30th.—Very mild weather this morning, but overcast as if rain would soon fall. I have not been long enough in The Desert to read the weather signs, or become weather-wise. Keep the door shut, to prevent an influx of visitors. Now and then a few people get in. Whilst eating my supper this evening, I was surprised at the appearance of two little ragged boys. I asked what they wanted, they returned, "Eat, eat, we want to eat." I went out to see them, for they stood on the terrace in the dark. Here I found one of the audacious urchins flourishing a spear ten times as big as himself, menacing me with it. I pushed the little scoundrels down stairs into the street. I could not however help remarking upon their audacity, and the early infant habits of Touarghee "begging by force." The Ghadamsee people have always been the fair game of the Touaricks. Asking one day a Ghadamsee, "What occupation the Touaricks followed?" he replied indignantly, "Beg, beg, beg, this is their trade! When they get money, they bury it, and beg, beg, beg!" This perhaps, is overstated, still it is curious to witness this first lesson of "we want to eat," repeated by children of very tender age, with a tone of command and insolence. Khanouhen does not send for his present, and I hear, he will not receive presents. I shall have the more to give away at Aheer.
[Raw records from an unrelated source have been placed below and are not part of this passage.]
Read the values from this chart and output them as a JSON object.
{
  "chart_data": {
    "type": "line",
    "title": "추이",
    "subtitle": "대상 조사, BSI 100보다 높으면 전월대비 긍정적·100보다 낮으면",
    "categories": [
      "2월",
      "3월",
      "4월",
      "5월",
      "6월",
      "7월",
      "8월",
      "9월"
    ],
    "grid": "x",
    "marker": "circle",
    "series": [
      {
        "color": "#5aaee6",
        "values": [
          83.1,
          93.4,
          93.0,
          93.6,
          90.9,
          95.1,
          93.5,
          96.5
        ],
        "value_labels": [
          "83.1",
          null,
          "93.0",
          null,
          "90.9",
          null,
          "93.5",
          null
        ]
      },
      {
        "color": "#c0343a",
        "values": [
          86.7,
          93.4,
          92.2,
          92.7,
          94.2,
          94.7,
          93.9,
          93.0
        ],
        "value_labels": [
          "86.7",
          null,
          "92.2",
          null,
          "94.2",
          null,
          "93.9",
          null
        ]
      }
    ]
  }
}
31st.—Fine morning. I am surprised at my simplicity; but, apparently, the only thing which I enjoy with pure feelings, is the song of the little birds, the boohabeeba, which frequent my terrace and the house-top, as sparrows familiarly in England. With these I feel I can hold free converse and interchange an unadulterated sympathy. The innocent little creatures remind me of my days of childhood, when I revelled in the woods and corn-fields of Lincolnshire, listening to the song of birds in early fresh spring morn, or bright summer day. Here was the tender chord of childhood associations touched, and no wonder that memory should come in to the aid of sympathy in these unsympathizing deserts. How little at times contents the heart, and fills the aching vacuum of the mind! In this we cannot fail to see an arrangement of infinite wisdom. If only great things could satisfy the mind of man, how prodigiously our miseries would be increased, for how few are the things deserving to be called great! Called this morning on Hateetah. Put him in a better humour, by telling him I would give him an extra present. On returning, stopped at a stall, where were exposed for sale, onions, trona, dates, and other things. The women immediately caught alarm, afraid I was going to throw a glance of "the evil eye" on their little property. They cried out, "There is one God, and Mahomet is the prophet of God!" I made off quick enough from this unseemly uproar. Saw afterwards the Governor. Called to ask him to allow his servants to make me some cuscasou, which request his Excellency granted immediately. He said:—"In travelling to Soudan adopt the dress of the Ghadamsee merchants, and let your beard grow." The Governor refuses to say anything of Kandarka. Probably they have quarrelled. Our merchants give the Tibboos a bad character, and the caravans are afraid of them.